13 juillet.--Le duc d'Orléans, sur la route de Paris à Neuilly, fait une chute de voiture et meurt dans les bras du roi. Ses funérailles sont célébrées avec une grande pompe. La famille royale fait élever une chapelle sur l'emplacement de la maison où est mort le jeune prince, dont la perte est accueillie par une douleur universelle.
Juillet.--Les chambres votent des crédits pour la reconstruction de la bibliothèque Sainte-Geneviève, l'Institut des jeunes aveugles et le monument de Napoléon, ainsi que pour l'acquisition de la collection d'antiquités de Dusommerard et de l'hôtel de Cluny, dont on fait un musée d'antiquités françaises.
1er août.--Dernières élections faites sous le gouvernement de juillet. Le ministère obtient par toute la France une plus grande majorité, excepté à Paris, qui continue à envoyer dix députés de l'opposition, parmi lesquels MM. Carnot, Marie, etc.

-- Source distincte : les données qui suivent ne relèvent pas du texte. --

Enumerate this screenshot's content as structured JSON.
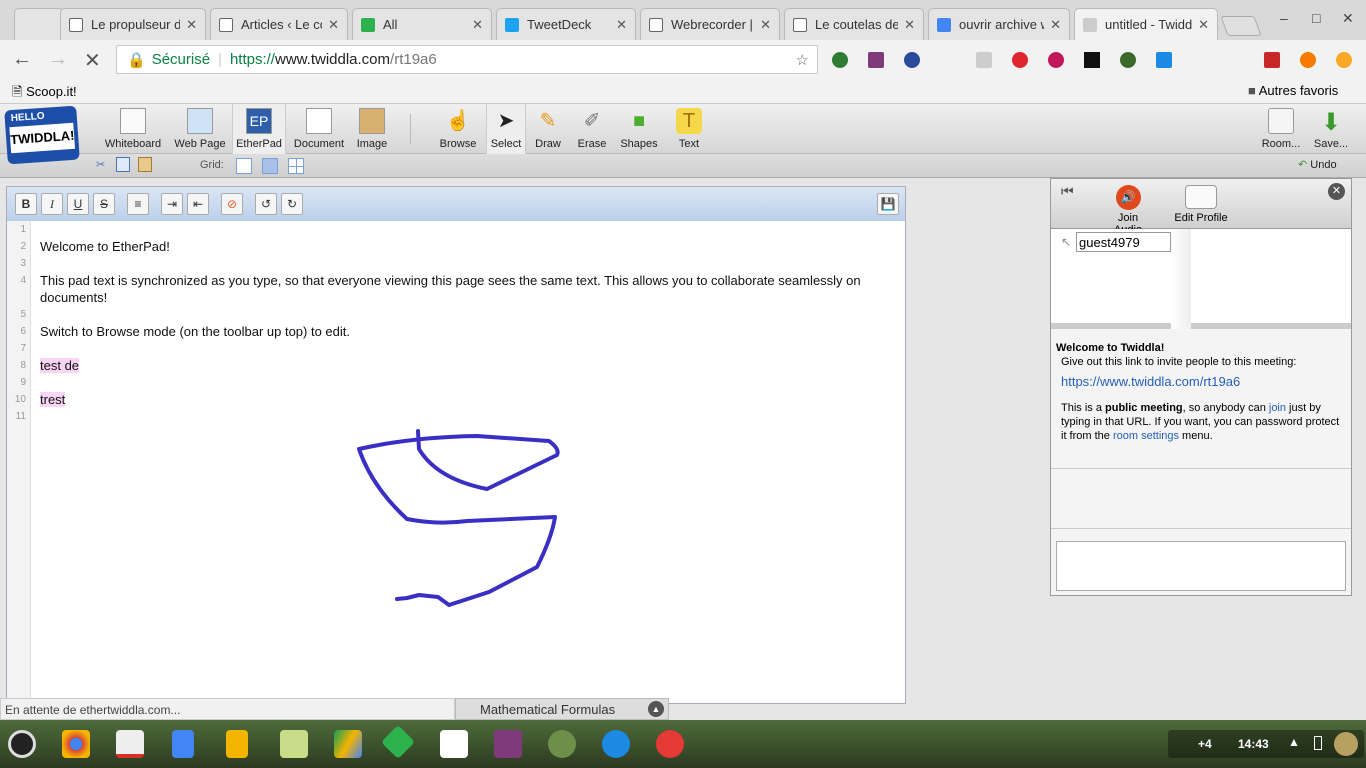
{
  "browser": {
    "tabs": [
      {
        "label": "",
        "icon": "loading-dot"
      },
      {
        "label": "Le propulseur d",
        "icon": "page-icon"
      },
      {
        "label": "Articles ‹ Le co",
        "icon": "page-icon"
      },
      {
        "label": "All",
        "icon": "feedly-icon"
      },
      {
        "label": "TweetDeck",
        "icon": "twitter-icon"
      },
      {
        "label": "Webrecorder |",
        "icon": "page-icon"
      },
      {
        "label": "Le coutelas de",
        "icon": "page-icon"
      },
      {
        "label": "ouvrir archive w",
        "icon": "google-icon"
      },
      {
        "label": "untitled - Twidd",
        "icon": "loading-icon",
        "active": true
      }
    ],
    "secure_label": "Sécurisé",
    "url_scheme": "https://",
    "url_host": "www.twiddla.com",
    "url_path": "/rt19a6",
    "bookmarks": [
      {
        "label": "Scoop.it!"
      }
    ],
    "other_bookmarks": "Autres favoris"
  },
  "toolbar": {
    "logo": "HELLO TWIDDLA!",
    "modes": [
      {
        "label": "Whiteboard"
      },
      {
        "label": "Web Page"
      },
      {
        "label": "EtherPad",
        "selected": true,
        "icon_text": "EP"
      },
      {
        "label": "Document"
      },
      {
        "label": "Image"
      }
    ],
    "tools": [
      {
        "label": "Browse"
      },
      {
        "label": "Select",
        "selected": true
      },
      {
        "label": "Draw"
      },
      {
        "label": "Erase"
      },
      {
        "label": "Shapes"
      },
      {
        "label": "Text",
        "icon_text": "T"
      }
    ],
    "right": [
      {
        "label": "Room..."
      },
      {
        "label": "Save..."
      }
    ],
    "grid_label": "Grid:",
    "undo_label": "Undo"
  },
  "pad": {
    "buttons": [
      "B",
      "I",
      "U",
      "S"
    ],
    "lines": [
      {
        "n": "1",
        "text": ""
      },
      {
        "n": "2",
        "text": "Welcome to EtherPad!"
      },
      {
        "n": "3",
        "text": ""
      },
      {
        "n": "4",
        "text": "This pad text is synchronized as you type, so that everyone viewing this page sees the same text.  This allows you to collaborate seamlessly on documents!"
      },
      {
        "n": "5",
        "text": ""
      },
      {
        "n": "6",
        "text": "Switch to Browse mode (on the toolbar up top) to edit."
      },
      {
        "n": "7",
        "text": ""
      },
      {
        "n": "8",
        "text": "test de ",
        "highlight": true
      },
      {
        "n": "9",
        "text": ""
      },
      {
        "n": "10",
        "text": "trest",
        "highlight": true
      },
      {
        "n": "11",
        "text": ""
      }
    ],
    "stroke_color": "#3a2fc4"
  },
  "sidebar": {
    "join_audio": "Join Audio",
    "edit_profile": "Edit Profile",
    "user_name": "guest4979",
    "user_color": "#2a1fd0",
    "welcome_title": "Welcome to Twiddla!",
    "invite_text": "Give out this link to invite people to this meeting:",
    "invite_link": "https://www.twiddla.com/rt19a6",
    "public_pre": "This is a ",
    "public_bold": "public meeting",
    "public_mid": ", so anybody can ",
    "join_word": "join",
    "public_post": " just by typing in that URL. If you want, you can password protect it from the ",
    "room_settings": "room settings",
    "menu_word": " menu."
  },
  "status": {
    "text": "En attente de ethertwiddla.com...",
    "math": "Mathematical Formulas"
  },
  "shelf": {
    "notif": "+4",
    "time": "14:43"
  }
}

1847.--Une mauvaise récolte amène la disette dans une grande partie de l'Europe. Pendant sept mois, l'administration municipale de Paris fait distribuer des bons de pain, à prix réduit, aux familles indigentes ou malaisées, ce qui cause à la ville une dépense de 9 millions. Cette distribution révèle le peu de progrès qui s'est fait dans le bien-être des classes populaires pendant les années précédentes, malgré l'accroissement prodigieux de la richesse publique: la population de Paris est, à cette époque, de 1,053,000 habitants; «on trouve sur ce nombre, dit M. de Cambray, chef du bureau des hospices, 635,000 habitants susceptibles de participer, comme malaisés, à la distribution des secours publics extraordinaires. L'assistance de l'administration n'a cependant pas été réclamée par un aussi grand nombre de personnes, parce que beaucoup de célibataires, beaucoup même de familles laborieuses se sont, par un louable sentiment de pudeur, abstenus de solliciter des secours. C'est ce qui explique qu'au lieu de 635,000 personnes qui auraient pu figurer sur les listes de distribution de bons de pain, il n'y en a jamais eu plus de 475,000, et que le chiffre moyen est resté inférieur à 400,000.»
10 juillet.--L'opposition, n'ayant plus d'espoir de vaincre la majorité dévouée au ministère, se décide à agiter le pays par des réunions, des pétitions en faveur de la réforme électorale, des protestations «contre les lâchetés, les hontes, les souillures qui menacent de gangrener la France.» Le premier banquet réformiste a lieu dans un jardin voisin de la barrière Poissonnière, appelé le Château-Rouge; douze cents électeurs et un grand nombre de députés y assistent, et les convives sont accueillis par des acclamations de la foule.
Janvier 1848.--La session des Chambres commence, et la discussion de l'adresse au roi enfante une révolution. Le ministère se déclare résolu à empêcher les banquets réformistes, et fait insérer dans l'adresse: que «l'agitation de la France n'est produite que par des passions aveugles ou ennemies.»
Après la discussion de l'adresse, cent députés déclarent qu'ils sont résolus à poursuivre par tous les moyens légaux le maintien du droit de réunion, et un banquet solennel est annoncé pour le 22 février dans les Champs-Élysées.